Following our discussion at the Public Accounts Committee yesterday, I thought it might be useful to underline the main point I wished to make.

It can be argued that iPlayer has not been the best piece of procurement done by the BBC and that it lacks such obvious features as indicators of download file size - useful to the consumer on limited broadband - .or true high quality encoding differentiating it from other currently available, off the peg applications.

I do recognise that it has an attractive interface, is user friendly, and addresses digital rights issues, so I stop short of suggesting the BBC has bought a lemon.
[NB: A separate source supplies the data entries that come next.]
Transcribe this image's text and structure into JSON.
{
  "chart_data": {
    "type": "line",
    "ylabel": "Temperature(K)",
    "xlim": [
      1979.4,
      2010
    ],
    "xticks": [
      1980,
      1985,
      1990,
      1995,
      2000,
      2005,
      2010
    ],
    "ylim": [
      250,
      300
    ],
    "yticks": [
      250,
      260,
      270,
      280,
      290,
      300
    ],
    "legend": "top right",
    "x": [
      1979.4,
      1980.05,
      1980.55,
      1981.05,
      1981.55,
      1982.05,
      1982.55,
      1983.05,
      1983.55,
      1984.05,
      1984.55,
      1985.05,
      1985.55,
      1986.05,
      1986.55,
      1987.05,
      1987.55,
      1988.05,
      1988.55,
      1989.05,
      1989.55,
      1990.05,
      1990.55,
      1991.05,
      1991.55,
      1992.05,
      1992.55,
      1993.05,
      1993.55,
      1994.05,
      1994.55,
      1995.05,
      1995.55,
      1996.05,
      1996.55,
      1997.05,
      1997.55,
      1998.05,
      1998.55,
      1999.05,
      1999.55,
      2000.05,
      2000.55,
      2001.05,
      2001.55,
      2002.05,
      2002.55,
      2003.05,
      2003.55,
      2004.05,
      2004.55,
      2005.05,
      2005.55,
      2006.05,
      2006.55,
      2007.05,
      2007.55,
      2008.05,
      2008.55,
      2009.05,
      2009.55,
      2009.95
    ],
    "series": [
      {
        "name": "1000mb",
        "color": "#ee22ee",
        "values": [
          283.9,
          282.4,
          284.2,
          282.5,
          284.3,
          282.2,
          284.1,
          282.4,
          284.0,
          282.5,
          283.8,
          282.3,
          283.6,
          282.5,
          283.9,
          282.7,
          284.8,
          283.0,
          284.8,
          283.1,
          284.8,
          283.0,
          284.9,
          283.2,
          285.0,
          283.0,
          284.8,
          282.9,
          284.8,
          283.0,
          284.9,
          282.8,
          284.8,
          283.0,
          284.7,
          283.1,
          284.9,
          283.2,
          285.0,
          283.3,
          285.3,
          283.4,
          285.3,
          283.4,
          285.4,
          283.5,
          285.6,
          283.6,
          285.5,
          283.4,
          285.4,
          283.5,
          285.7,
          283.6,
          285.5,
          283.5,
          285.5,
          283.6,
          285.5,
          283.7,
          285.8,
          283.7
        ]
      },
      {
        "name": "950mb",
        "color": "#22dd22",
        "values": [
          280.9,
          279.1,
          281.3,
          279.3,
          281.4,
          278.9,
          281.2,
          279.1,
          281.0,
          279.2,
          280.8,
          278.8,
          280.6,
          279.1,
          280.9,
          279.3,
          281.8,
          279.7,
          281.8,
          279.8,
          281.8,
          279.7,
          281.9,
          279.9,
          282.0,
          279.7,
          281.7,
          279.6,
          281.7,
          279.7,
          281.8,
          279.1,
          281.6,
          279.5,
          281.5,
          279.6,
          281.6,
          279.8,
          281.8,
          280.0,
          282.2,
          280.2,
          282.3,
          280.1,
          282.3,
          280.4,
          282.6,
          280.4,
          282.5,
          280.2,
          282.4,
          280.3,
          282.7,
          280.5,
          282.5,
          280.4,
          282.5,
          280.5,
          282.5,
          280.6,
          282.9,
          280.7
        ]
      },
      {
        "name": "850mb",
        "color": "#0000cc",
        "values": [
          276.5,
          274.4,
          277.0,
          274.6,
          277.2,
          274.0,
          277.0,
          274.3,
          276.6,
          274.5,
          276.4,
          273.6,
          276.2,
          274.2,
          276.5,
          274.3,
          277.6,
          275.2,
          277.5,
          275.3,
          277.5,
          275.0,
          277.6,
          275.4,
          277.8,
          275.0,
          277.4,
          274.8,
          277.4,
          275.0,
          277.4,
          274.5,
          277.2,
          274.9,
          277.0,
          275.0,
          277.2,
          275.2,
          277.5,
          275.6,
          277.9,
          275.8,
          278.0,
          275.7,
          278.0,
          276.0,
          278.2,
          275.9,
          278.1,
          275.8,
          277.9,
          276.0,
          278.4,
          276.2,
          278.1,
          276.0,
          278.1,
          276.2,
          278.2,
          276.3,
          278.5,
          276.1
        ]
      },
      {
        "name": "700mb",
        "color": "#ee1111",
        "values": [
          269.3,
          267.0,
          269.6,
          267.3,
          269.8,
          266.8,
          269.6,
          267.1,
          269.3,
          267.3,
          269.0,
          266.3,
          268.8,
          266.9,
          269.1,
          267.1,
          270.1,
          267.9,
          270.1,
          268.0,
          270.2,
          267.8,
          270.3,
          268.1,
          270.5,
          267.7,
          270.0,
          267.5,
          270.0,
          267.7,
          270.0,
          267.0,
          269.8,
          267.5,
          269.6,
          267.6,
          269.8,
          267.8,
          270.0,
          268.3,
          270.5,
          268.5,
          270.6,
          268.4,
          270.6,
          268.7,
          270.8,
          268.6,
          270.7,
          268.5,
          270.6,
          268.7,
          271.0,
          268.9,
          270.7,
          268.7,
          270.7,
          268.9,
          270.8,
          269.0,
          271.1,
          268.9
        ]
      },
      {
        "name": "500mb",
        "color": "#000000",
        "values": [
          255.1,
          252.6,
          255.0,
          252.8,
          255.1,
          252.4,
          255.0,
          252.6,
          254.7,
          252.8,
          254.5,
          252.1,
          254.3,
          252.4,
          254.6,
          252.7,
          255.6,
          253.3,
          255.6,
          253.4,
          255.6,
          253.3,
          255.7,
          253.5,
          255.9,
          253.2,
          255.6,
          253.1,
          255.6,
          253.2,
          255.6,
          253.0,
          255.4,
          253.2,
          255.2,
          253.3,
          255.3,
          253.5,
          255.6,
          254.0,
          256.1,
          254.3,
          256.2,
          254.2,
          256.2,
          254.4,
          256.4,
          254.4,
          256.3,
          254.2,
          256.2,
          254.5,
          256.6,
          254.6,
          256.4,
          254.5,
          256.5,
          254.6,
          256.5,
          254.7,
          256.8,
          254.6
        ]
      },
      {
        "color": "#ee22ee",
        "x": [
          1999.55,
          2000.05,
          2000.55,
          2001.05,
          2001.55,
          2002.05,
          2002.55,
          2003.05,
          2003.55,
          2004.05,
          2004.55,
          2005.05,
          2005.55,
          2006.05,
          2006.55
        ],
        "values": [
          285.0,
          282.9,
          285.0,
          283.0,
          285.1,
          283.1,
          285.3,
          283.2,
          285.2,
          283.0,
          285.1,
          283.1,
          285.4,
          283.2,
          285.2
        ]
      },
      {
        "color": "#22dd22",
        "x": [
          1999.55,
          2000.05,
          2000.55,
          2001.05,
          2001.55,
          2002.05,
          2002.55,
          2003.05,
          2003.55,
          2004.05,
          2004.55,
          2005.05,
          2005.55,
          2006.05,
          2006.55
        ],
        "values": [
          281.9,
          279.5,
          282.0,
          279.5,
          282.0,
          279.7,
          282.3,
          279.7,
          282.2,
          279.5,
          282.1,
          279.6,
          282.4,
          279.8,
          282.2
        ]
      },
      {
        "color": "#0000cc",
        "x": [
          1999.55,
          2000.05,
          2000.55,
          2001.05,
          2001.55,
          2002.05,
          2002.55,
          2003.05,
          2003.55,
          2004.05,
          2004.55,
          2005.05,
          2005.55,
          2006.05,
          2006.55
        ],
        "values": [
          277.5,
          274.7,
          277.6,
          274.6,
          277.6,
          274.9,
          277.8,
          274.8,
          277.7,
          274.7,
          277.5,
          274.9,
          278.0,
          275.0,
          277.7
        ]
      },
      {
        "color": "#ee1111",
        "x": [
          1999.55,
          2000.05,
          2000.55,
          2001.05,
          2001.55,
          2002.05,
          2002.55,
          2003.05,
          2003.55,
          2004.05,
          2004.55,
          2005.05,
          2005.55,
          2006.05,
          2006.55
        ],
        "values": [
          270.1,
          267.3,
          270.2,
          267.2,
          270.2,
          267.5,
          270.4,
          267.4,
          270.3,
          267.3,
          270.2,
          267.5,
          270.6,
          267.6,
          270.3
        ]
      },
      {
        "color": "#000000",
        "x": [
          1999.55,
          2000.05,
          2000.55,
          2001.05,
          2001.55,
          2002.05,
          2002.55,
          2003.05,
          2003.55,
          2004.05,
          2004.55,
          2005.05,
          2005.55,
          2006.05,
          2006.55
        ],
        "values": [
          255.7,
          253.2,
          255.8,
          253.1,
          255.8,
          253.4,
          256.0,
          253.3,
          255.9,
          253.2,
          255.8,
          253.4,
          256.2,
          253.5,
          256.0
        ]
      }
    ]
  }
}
The more fundamental issue is its failure to apply open standards and be sufficiently interoperable to work fully (stream and download) on more than one platform. The BBC is funded by licence players not all of whom have or choose to use a computer running Windows XP or Vista. By guaranteeing full functionality to the products of one software vendor it is as a public body handing a commercial advantage to that company - effectively illegal state aid! The aspiration to eventually (you said within two years) remove this advantage - does not rebut this charge. A promise of amendment is never sufficient excuse for past sins or indeed much of an explanation.

Most major web based developments of any scale these days work on the presumption that interoperablity, open standards, and platform neutrality are givens. It is not clear why the BBC design brief did not specify these requirements or if it did what technical problems - given the expertise available - hinder them being implemented.

So long as the iPlayer is bundled in with Windows/Internet Explorer it continues to run the risk of breaching state aid rules - as the benefits it thereby bestows on Microsoft (with their somewhat blemished reputation for fair competition) come via the deployment of the public’s licence money. What might be a pragmatic choice for a privately funded company becomes deeply problematic for a public corporation.

I recognise and welcome the assurances that the BBC and you personally have given on this subject but wonder whether the sheer novelty of the new media has blinded many to the clear commercial inequity in the delivery of it.